# snails



## 1waypiranha (Nov 6, 2003)

hey..i have some snails in my tank cuse they came with my plants that i bought..and im gettin my P's in like 2 days..i was wonderin if its ok to keep them in there and if anything will happen to them???


----------



## Lahot (May 20, 2003)

they will keep multipling. Scoop out as many as possible.
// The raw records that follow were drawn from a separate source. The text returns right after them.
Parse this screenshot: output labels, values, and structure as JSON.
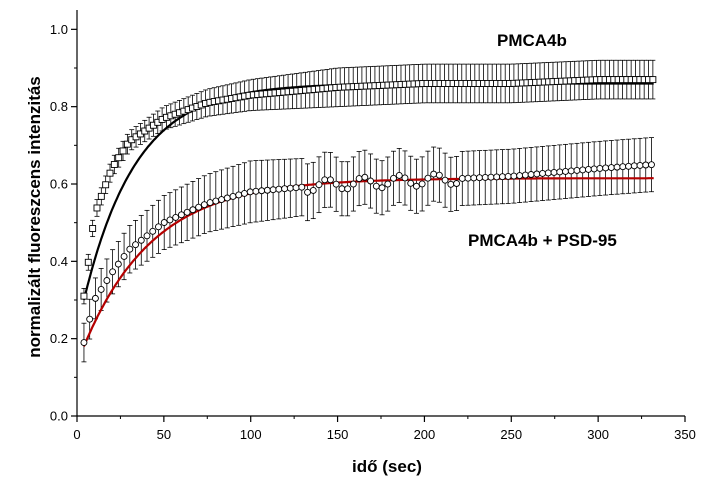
{
  "chart_data": {
    "type": "scatter",
    "xlabel": "idő (sec)",
    "ylabel": "normalizált fluoreszcens intenzitás",
    "xlim": [
      0,
      350
    ],
    "ylim": [
      0,
      1.05
    ],
    "x_ticks": [
      "0",
      "50",
      "100",
      "150",
      "200",
      "250",
      "300",
      "350"
    ],
    "y_ticks": [
      "0.0",
      "0.2",
      "0.4",
      "0.6",
      "0.8",
      "1.0"
    ],
    "grid": false,
    "series": [
      {
        "name": "PMCA4b",
        "marker": "square",
        "color": "#000000",
        "fit_color": "#000000",
        "x_start": 4,
        "x_end": 332,
        "x_step": 2.5,
        "fit": {
          "model": "single exponential",
          "plateau": 0.86,
          "y0": 0.3,
          "tau": 30
        },
        "points_sample": [
          [
            4,
            0.31
          ],
          [
            10,
            0.52
          ],
          [
            20,
            0.64
          ],
          [
            30,
            0.71
          ],
          [
            50,
            0.77
          ],
          [
            75,
            0.81
          ],
          [
            100,
            0.83
          ],
          [
            150,
            0.85
          ],
          [
            200,
            0.86
          ],
          [
            250,
            0.86
          ],
          [
            300,
            0.87
          ],
          [
            330,
            0.87
          ]
        ],
        "error_sample": [
          [
            4,
            0.02
          ],
          [
            50,
            0.03
          ],
          [
            100,
            0.04
          ],
          [
            150,
            0.05
          ],
          [
            200,
            0.05
          ],
          [
            300,
            0.05
          ]
        ]
      },
      {
        "name": "PMCA4b + PSD-95",
        "marker": "circle",
        "color": "#000000",
        "fit_color": "#b40000",
        "x_start": 4,
        "x_end": 332,
        "x_step": 3.3,
        "fit": {
          "model": "single exponential",
          "plateau": 0.615,
          "y0": 0.18,
          "tau": 40
        },
        "points_sample": [
          [
            4,
            0.19
          ],
          [
            10,
            0.3
          ],
          [
            20,
            0.37
          ],
          [
            30,
            0.43
          ],
          [
            50,
            0.5
          ],
          [
            75,
            0.55
          ],
          [
            100,
            0.58
          ],
          [
            150,
            0.6
          ],
          [
            200,
            0.61
          ],
          [
            250,
            0.62
          ],
          [
            300,
            0.64
          ],
          [
            330,
            0.65
          ]
        ],
        "error_sample": [
          [
            4,
            0.05
          ],
          [
            50,
            0.07
          ],
          [
            100,
            0.08
          ],
          [
            150,
            0.07
          ],
          [
            200,
            0.07
          ],
          [
            300,
            0.07
          ]
        ]
      }
    ]
  }
}
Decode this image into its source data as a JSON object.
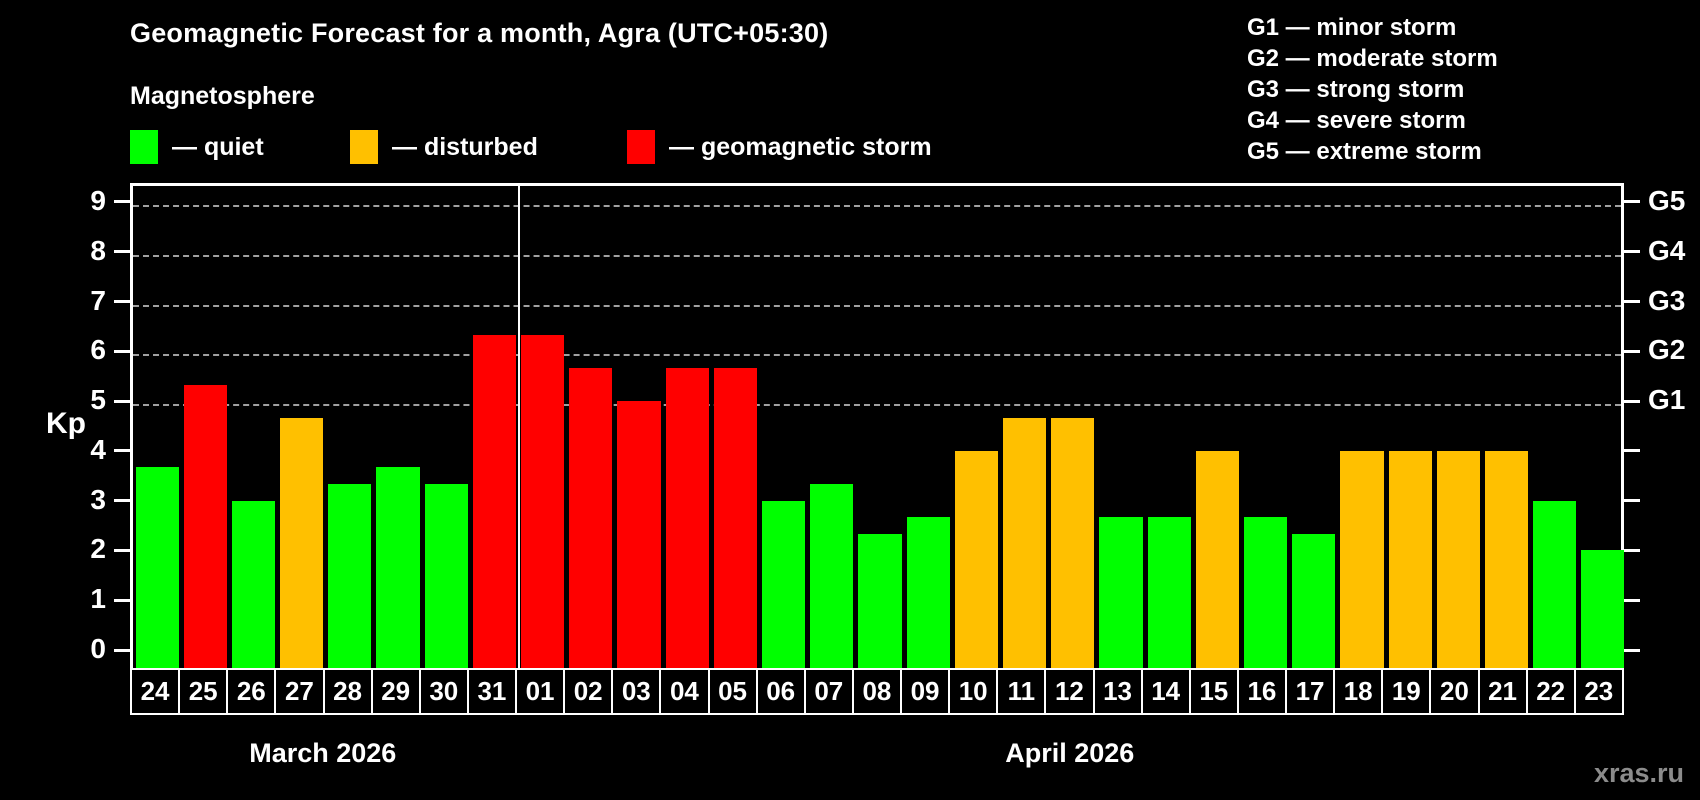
{
  "title": "Geomagnetic Forecast for a month, Agra (UTC+05:30)",
  "subtitle": "Magnetosphere",
  "legend": {
    "items": [
      {
        "status": "quiet",
        "label": "— quiet"
      },
      {
        "status": "disturbed",
        "label": "— disturbed"
      },
      {
        "status": "storm",
        "label": "— geomagnetic storm"
      }
    ]
  },
  "g_legend": [
    "G1 — minor storm",
    "G2 — moderate storm",
    "G3 — strong storm",
    "G4 — severe storm",
    "G5 — extreme storm"
  ],
  "watermark": "xras.ru",
  "chart_data": {
    "type": "bar",
    "title": "Geomagnetic Forecast for a month, Agra (UTC+05:30)",
    "ylabel": "Kp",
    "ylim": [
      0,
      9
    ],
    "y_ticks": [
      0,
      1,
      2,
      3,
      4,
      5,
      6,
      7,
      8,
      9
    ],
    "gridlines": [
      5,
      6,
      7,
      8,
      9
    ],
    "grid_style": "dashed",
    "right_axis_labels": [
      {
        "name": "G1",
        "kp": 5
      },
      {
        "name": "G2",
        "kp": 6
      },
      {
        "name": "G3",
        "kp": 7
      },
      {
        "name": "G4",
        "kp": 8
      },
      {
        "name": "G5",
        "kp": 9
      }
    ],
    "status_colors": {
      "quiet": "#00ff00",
      "disturbed": "#ffc000",
      "storm": "#ff0000"
    },
    "months": [
      {
        "label": "March 2026",
        "days": 8
      },
      {
        "label": "April 2026",
        "days": 23
      }
    ],
    "points": [
      {
        "day": "24",
        "month": "March 2026",
        "kp": 3.67,
        "status": "quiet"
      },
      {
        "day": "25",
        "month": "March 2026",
        "kp": 5.33,
        "status": "storm"
      },
      {
        "day": "26",
        "month": "March 2026",
        "kp": 3.0,
        "status": "quiet"
      },
      {
        "day": "27",
        "month": "March 2026",
        "kp": 4.67,
        "status": "disturbed"
      },
      {
        "day": "28",
        "month": "March 2026",
        "kp": 3.33,
        "status": "quiet"
      },
      {
        "day": "29",
        "month": "March 2026",
        "kp": 3.67,
        "status": "quiet"
      },
      {
        "day": "30",
        "month": "March 2026",
        "kp": 3.33,
        "status": "quiet"
      },
      {
        "day": "31",
        "month": "March 2026",
        "kp": 6.33,
        "status": "storm"
      },
      {
        "day": "01",
        "month": "April 2026",
        "kp": 6.33,
        "status": "storm"
      },
      {
        "day": "02",
        "month": "April 2026",
        "kp": 5.67,
        "status": "storm"
      },
      {
        "day": "03",
        "month": "April 2026",
        "kp": 5.0,
        "status": "storm"
      },
      {
        "day": "04",
        "month": "April 2026",
        "kp": 5.67,
        "status": "storm"
      },
      {
        "day": "05",
        "month": "April 2026",
        "kp": 5.67,
        "status": "storm"
      },
      {
        "day": "06",
        "month": "April 2026",
        "kp": 3.0,
        "status": "quiet"
      },
      {
        "day": "07",
        "month": "April 2026",
        "kp": 3.33,
        "status": "quiet"
      },
      {
        "day": "08",
        "month": "April 2026",
        "kp": 2.33,
        "status": "quiet"
      },
      {
        "day": "09",
        "month": "April 2026",
        "kp": 2.67,
        "status": "quiet"
      },
      {
        "day": "10",
        "month": "April 2026",
        "kp": 4.0,
        "status": "disturbed"
      },
      {
        "day": "11",
        "month": "April 2026",
        "kp": 4.67,
        "status": "disturbed"
      },
      {
        "day": "12",
        "month": "April 2026",
        "kp": 4.67,
        "status": "disturbed"
      },
      {
        "day": "13",
        "month": "April 2026",
        "kp": 2.67,
        "status": "quiet"
      },
      {
        "day": "14",
        "month": "April 2026",
        "kp": 2.67,
        "status": "quiet"
      },
      {
        "day": "15",
        "month": "April 2026",
        "kp": 4.0,
        "status": "disturbed"
      },
      {
        "day": "16",
        "month": "April 2026",
        "kp": 2.67,
        "status": "quiet"
      },
      {
        "day": "17",
        "month": "April 2026",
        "kp": 2.33,
        "status": "quiet"
      },
      {
        "day": "18",
        "month": "April 2026",
        "kp": 4.0,
        "status": "disturbed"
      },
      {
        "day": "19",
        "month": "April 2026",
        "kp": 4.0,
        "status": "disturbed"
      },
      {
        "day": "20",
        "month": "April 2026",
        "kp": 4.0,
        "status": "disturbed"
      },
      {
        "day": "21",
        "month": "April 2026",
        "kp": 4.0,
        "status": "disturbed"
      },
      {
        "day": "22",
        "month": "April 2026",
        "kp": 3.0,
        "status": "quiet"
      },
      {
        "day": "23",
        "month": "April 2026",
        "kp": 2.0,
        "status": "quiet"
      }
    ]
  }
}
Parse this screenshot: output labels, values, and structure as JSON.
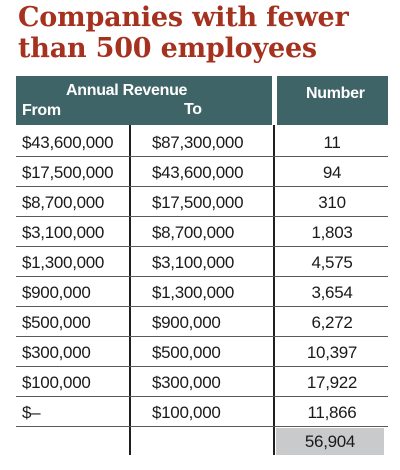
{
  "title": "Companies with fewer than 500 employees",
  "header": {
    "annual_revenue": "Annual Revenue",
    "from": "From",
    "to": "To",
    "number": "Number"
  },
  "rows": [
    {
      "from": "$43,600,000",
      "to": "$87,300,000",
      "number": "11"
    },
    {
      "from": "$17,500,000",
      "to": "$43,600,000",
      "number": "94"
    },
    {
      "from": "$8,700,000",
      "to": "$17,500,000",
      "number": "310"
    },
    {
      "from": "$3,100,000",
      "to": "$8,700,000",
      "number": "1,803"
    },
    {
      "from": "$1,300,000",
      "to": "$3,100,000",
      "number": "4,575"
    },
    {
      "from": "$900,000",
      "to": "$1,300,000",
      "number": "3,654"
    },
    {
      "from": "$500,000",
      "to": "$900,000",
      "number": "6,272"
    },
    {
      "from": "$300,000",
      "to": "$500,000",
      "number": "10,397"
    },
    {
      "from": "$100,000",
      "to": "$300,000",
      "number": "17,922"
    },
    {
      "from": "$–",
      "to": "$100,000",
      "number": "11,866"
    }
  ],
  "total": "56,904",
  "colors": {
    "title": "#a5321f",
    "header_bg": "#3f6467",
    "total_bg": "#c9cacb"
  }
}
The Ps might eat them, or try clown loaches (before you add the piranhas)


----------



## The Wave (Oct 22, 2003)

That is why all my plants are started from bulbs,no prob this way.


----------



## akio525 (Sep 4, 2003)

Throw a bunch of clown loaches in there and they probably be able to clear out the snails before they get eaten by the piranha. Make sure the clown loaches are at least 2-3 inches long dont get ones that are too tiny.


----------



## icepick36m (Feb 19, 2003)

I kept the bigger snails in with my p's for awhile...they finally all became a snack.


----------



## notoriouslyKEN (Jul 31, 2003)

i take them out & throw them in the feeder tank. I got some big ones growing in there now & they eat all the algae on the tank.


----------



## Guest (Nov 27, 2003)

Clown loaches are too expensive to house with piranha. The chain loach, I think it's also called a dwarf loach, will also eat snails.


----------



## Howzit (Aug 6, 2003)

pretty sure all loaches eat snails







good luck


----------